After the couples informed state officials of their beliefs, the state revoked the licenses of both families—the Wuotis in 2022 before the mandate was official, and the Gantts in 2024. The state acted even though, according to their attorneys, both families had been lauded by state foster officials prior to the sexual orientation and gender identity (SOGI) requirement as “wonderful,” “kind,” “amazing” and “welcoming.”
“Vermont’s foster-care system is in crisis: There aren’t enough families to care for vulnerable kids,” said ADF Senior Counsel Johannes Widmalm-Delphonse. “As numerous states have attested, religious families play a critical role in the foster-care system. Yet instead of inviting families from diverse backgrounds to help care for vulnerable kids, Vermont is shutting the door on them, putting its ideological agenda ahead of the needs of suffering kids.”
ADF has argued that the state’s mandate regarding LGBTQ ideology constitutes compelled speech under the First Amendment because it requires foster parents to use children’s preferred pronouns and affirm a child’s self-proclaimed gender identity in other ways, such as attending Pride parades. It has also argued that the department’s mandates violate the families’ free exercise of religion by substantially burdening them to go against their sincerely held religious beliefs.

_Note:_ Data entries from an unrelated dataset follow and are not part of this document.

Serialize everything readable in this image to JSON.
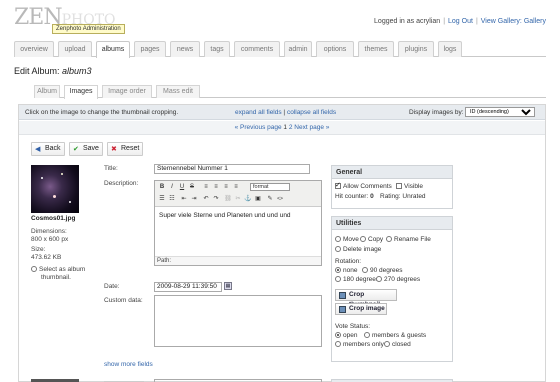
{
  "header": {
    "logo_main": "ZEN",
    "logo_faded": "PHOTO",
    "logo_tooltip": "Zenphoto Administration",
    "logged_in_text": "Logged in as acrylian",
    "logout_link": "Log Out",
    "view_gallery_link": "View Gallery: Gallery"
  },
  "nav": {
    "tabs": [
      "overview",
      "upload",
      "albums",
      "pages",
      "news",
      "tags",
      "comments",
      "admin",
      "options",
      "themes",
      "plugins",
      "logs"
    ],
    "active": "albums"
  },
  "page": {
    "title_prefix": "Edit Album: ",
    "album_name": "album3"
  },
  "subtabs": {
    "items": [
      "Album",
      "Images",
      "Image order",
      "Mass edit"
    ],
    "active": "Images"
  },
  "infobar": {
    "instruction": "Click on the image to change the thumbnail cropping.",
    "expand_all": "expand all fields",
    "separator": " | ",
    "collapse_all": "collapse all fields",
    "display_label": "Display images by:",
    "display_value": "ID (descending)"
  },
  "pager": {
    "prev": "« Previous page",
    "page1": "1",
    "page2": "2",
    "next": "Next page »"
  },
  "actions": {
    "back": "Back",
    "save": "Save",
    "reset": "Reset"
  },
  "image": {
    "filename": "Cosmos01.jpg",
    "dimensions_label": "Dimensions:",
    "dimensions": "800 x 600 px",
    "size_label": "Size:",
    "size": "473.62 KB",
    "set_thumb_line1": "Select as album",
    "set_thumb_line2": "thumbnail."
  },
  "form": {
    "title_label": "Title:",
    "title_value": "Sternennebel Nummer 1",
    "description_label": "Description:",
    "description_value": "Super viele Sterne und Planeten und und und",
    "format_select": "format",
    "path_label": "Path:",
    "date_label": "Date:",
    "date_value": "2009-08-29 11:39:50",
    "custom_label": "Custom data:",
    "show_more": "show more fields"
  },
  "general_box": {
    "heading": "General",
    "allow_comments": "Allow Comments",
    "visible": "Visible",
    "hit_counter_label": "Hit counter:",
    "hit_counter": "0",
    "rating_label": "Rating:",
    "rating": "Unrated"
  },
  "utilities_box": {
    "heading": "Utilities",
    "move": "Move",
    "copy": "Copy",
    "rename": "Rename File",
    "delete": "Delete image",
    "rotation_label": "Rotation:",
    "rot_none": "none",
    "rot_90": "90 degrees",
    "rot_180": "180 degrees",
    "rot_270": "270 degrees",
    "crop_thumbnail": "Crop thumbnail",
    "crop_image": "Crop image",
    "vote_label": "Vote Status:",
    "vote_open": "open",
    "vote_members_guests": "members & guests",
    "vote_members_only": "members only",
    "vote_closed": "closed"
  },
  "colors": {
    "link": "#3366aa",
    "panel_header": "#e7ebef",
    "tooltip_bg": "#fffbc9"
  }
}
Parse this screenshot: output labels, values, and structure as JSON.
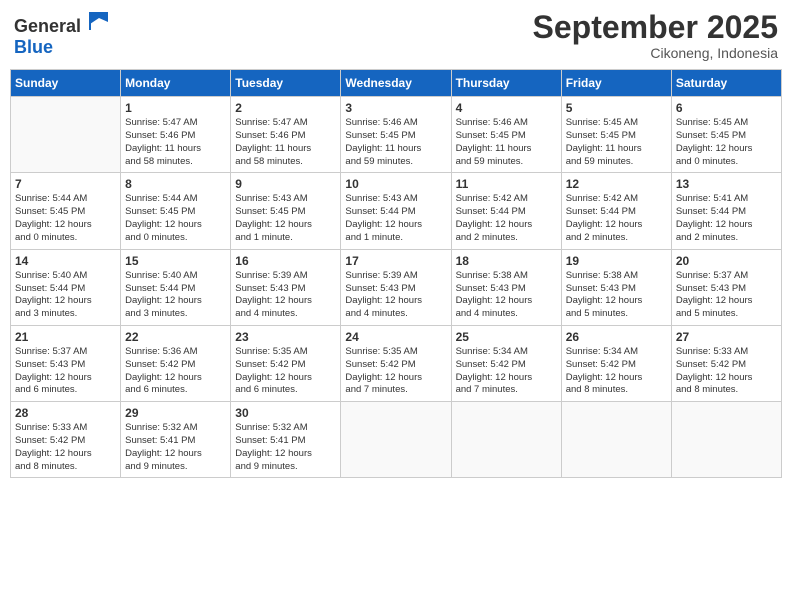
{
  "logo": {
    "general": "General",
    "blue": "Blue"
  },
  "header": {
    "month": "September 2025",
    "location": "Cikoneng, Indonesia"
  },
  "weekdays": [
    "Sunday",
    "Monday",
    "Tuesday",
    "Wednesday",
    "Thursday",
    "Friday",
    "Saturday"
  ],
  "weeks": [
    [
      {
        "day": "",
        "info": ""
      },
      {
        "day": "1",
        "info": "Sunrise: 5:47 AM\nSunset: 5:46 PM\nDaylight: 11 hours\nand 58 minutes."
      },
      {
        "day": "2",
        "info": "Sunrise: 5:47 AM\nSunset: 5:46 PM\nDaylight: 11 hours\nand 58 minutes."
      },
      {
        "day": "3",
        "info": "Sunrise: 5:46 AM\nSunset: 5:45 PM\nDaylight: 11 hours\nand 59 minutes."
      },
      {
        "day": "4",
        "info": "Sunrise: 5:46 AM\nSunset: 5:45 PM\nDaylight: 11 hours\nand 59 minutes."
      },
      {
        "day": "5",
        "info": "Sunrise: 5:45 AM\nSunset: 5:45 PM\nDaylight: 11 hours\nand 59 minutes."
      },
      {
        "day": "6",
        "info": "Sunrise: 5:45 AM\nSunset: 5:45 PM\nDaylight: 12 hours\nand 0 minutes."
      }
    ],
    [
      {
        "day": "7",
        "info": "Sunrise: 5:44 AM\nSunset: 5:45 PM\nDaylight: 12 hours\nand 0 minutes."
      },
      {
        "day": "8",
        "info": "Sunrise: 5:44 AM\nSunset: 5:45 PM\nDaylight: 12 hours\nand 0 minutes."
      },
      {
        "day": "9",
        "info": "Sunrise: 5:43 AM\nSunset: 5:45 PM\nDaylight: 12 hours\nand 1 minute."
      },
      {
        "day": "10",
        "info": "Sunrise: 5:43 AM\nSunset: 5:44 PM\nDaylight: 12 hours\nand 1 minute."
      },
      {
        "day": "11",
        "info": "Sunrise: 5:42 AM\nSunset: 5:44 PM\nDaylight: 12 hours\nand 2 minutes."
      },
      {
        "day": "12",
        "info": "Sunrise: 5:42 AM\nSunset: 5:44 PM\nDaylight: 12 hours\nand 2 minutes."
      },
      {
        "day": "13",
        "info": "Sunrise: 5:41 AM\nSunset: 5:44 PM\nDaylight: 12 hours\nand 2 minutes."
      }
    ],
    [
      {
        "day": "14",
        "info": "Sunrise: 5:40 AM\nSunset: 5:44 PM\nDaylight: 12 hours\nand 3 minutes."
      },
      {
        "day": "15",
        "info": "Sunrise: 5:40 AM\nSunset: 5:44 PM\nDaylight: 12 hours\nand 3 minutes."
      },
      {
        "day": "16",
        "info": "Sunrise: 5:39 AM\nSunset: 5:43 PM\nDaylight: 12 hours\nand 4 minutes."
      },
      {
        "day": "17",
        "info": "Sunrise: 5:39 AM\nSunset: 5:43 PM\nDaylight: 12 hours\nand 4 minutes."
      },
      {
        "day": "18",
        "info": "Sunrise: 5:38 AM\nSunset: 5:43 PM\nDaylight: 12 hours\nand 4 minutes."
      },
      {
        "day": "19",
        "info": "Sunrise: 5:38 AM\nSunset: 5:43 PM\nDaylight: 12 hours\nand 5 minutes."
      },
      {
        "day": "20",
        "info": "Sunrise: 5:37 AM\nSunset: 5:43 PM\nDaylight: 12 hours\nand 5 minutes."
      }
    ],
    [
      {
        "day": "21",
        "info": "Sunrise: 5:37 AM\nSunset: 5:43 PM\nDaylight: 12 hours\nand 6 minutes."
      },
      {
        "day": "22",
        "info": "Sunrise: 5:36 AM\nSunset: 5:42 PM\nDaylight: 12 hours\nand 6 minutes."
      },
      {
        "day": "23",
        "info": "Sunrise: 5:35 AM\nSunset: 5:42 PM\nDaylight: 12 hours\nand 6 minutes."
      },
      {
        "day": "24",
        "info": "Sunrise: 5:35 AM\nSunset: 5:42 PM\nDaylight: 12 hours\nand 7 minutes."
      },
      {
        "day": "25",
        "info": "Sunrise: 5:34 AM\nSunset: 5:42 PM\nDaylight: 12 hours\nand 7 minutes."
      },
      {
        "day": "26",
        "info": "Sunrise: 5:34 AM\nSunset: 5:42 PM\nDaylight: 12 hours\nand 8 minutes."
      },
      {
        "day": "27",
        "info": "Sunrise: 5:33 AM\nSunset: 5:42 PM\nDaylight: 12 hours\nand 8 minutes."
      }
    ],
    [
      {
        "day": "28",
        "info": "Sunrise: 5:33 AM\nSunset: 5:42 PM\nDaylight: 12 hours\nand 8 minutes."
      },
      {
        "day": "29",
        "info": "Sunrise: 5:32 AM\nSunset: 5:41 PM\nDaylight: 12 hours\nand 9 minutes."
      },
      {
        "day": "30",
        "info": "Sunrise: 5:32 AM\nSunset: 5:41 PM\nDaylight: 12 hours\nand 9 minutes."
      },
      {
        "day": "",
        "info": ""
      },
      {
        "day": "",
        "info": ""
      },
      {
        "day": "",
        "info": ""
      },
      {
        "day": "",
        "info": ""
      }
    ]
  ]
}
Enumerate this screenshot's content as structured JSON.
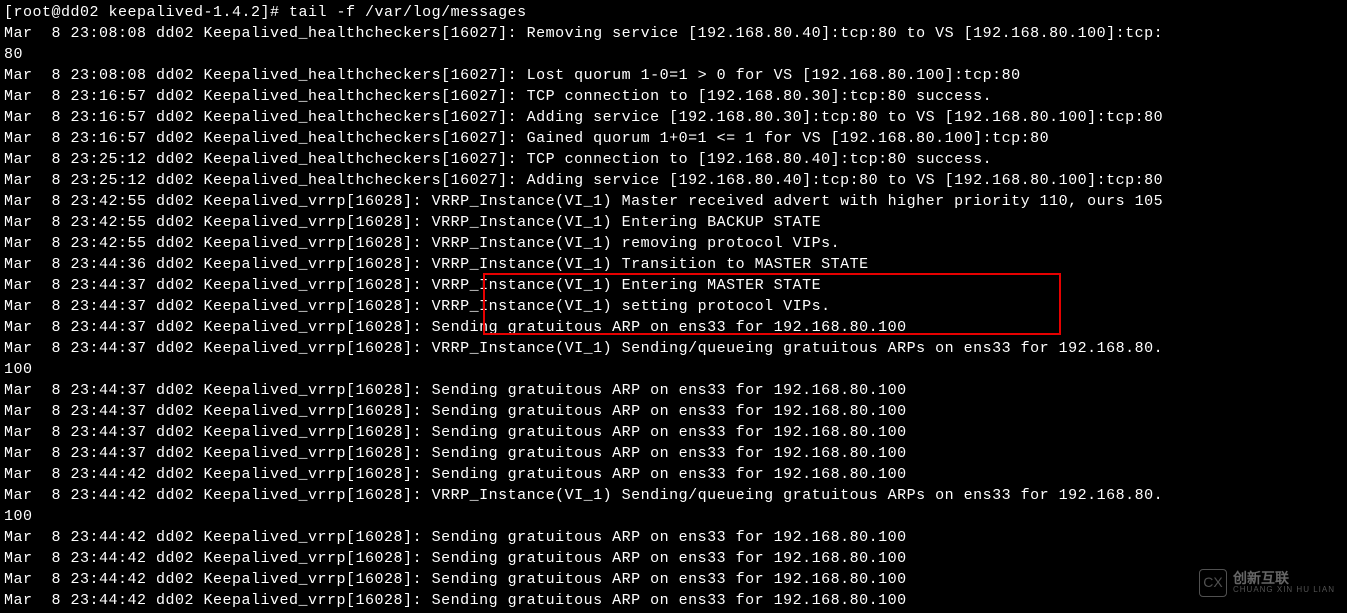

Among those filing friend-of-the-court briefs in the case was First Liberty Institute, another nationally prominent religious liberty law firm that, like ADF, has argued cases in federal appellate courts and at the Supreme Court.
“The Free Exercise Clause of the First Amendment guarantees that individuals can live according to their faith and the government cannot discriminate based on religion when it operates government programs,” said Tiffany Dunkin, legal fellow at First Liberty. “Revoking the foster care license of two caring families because of their religious views is blatant religious discrimination.”
Additionally, when government restricts First Amendment guarantees, it must demonstrate a “compelling government interest” and be carried out by the “least restrictive means.”
In the brief, the attorneys state, “Completely excluding from becoming foster parents those who cannot affirm a child’s sexual orientation or gender identity for religious reasons cannot be the least restrictive means for any legitimate interest. The foster child placement mechanism already allows the State to make individual assessments to ensure it places children with the best-suited foster parents. Thus, the State does not have to give blanket refusals of foster parent licenses to applicants like the Wuotis and the Gantts.”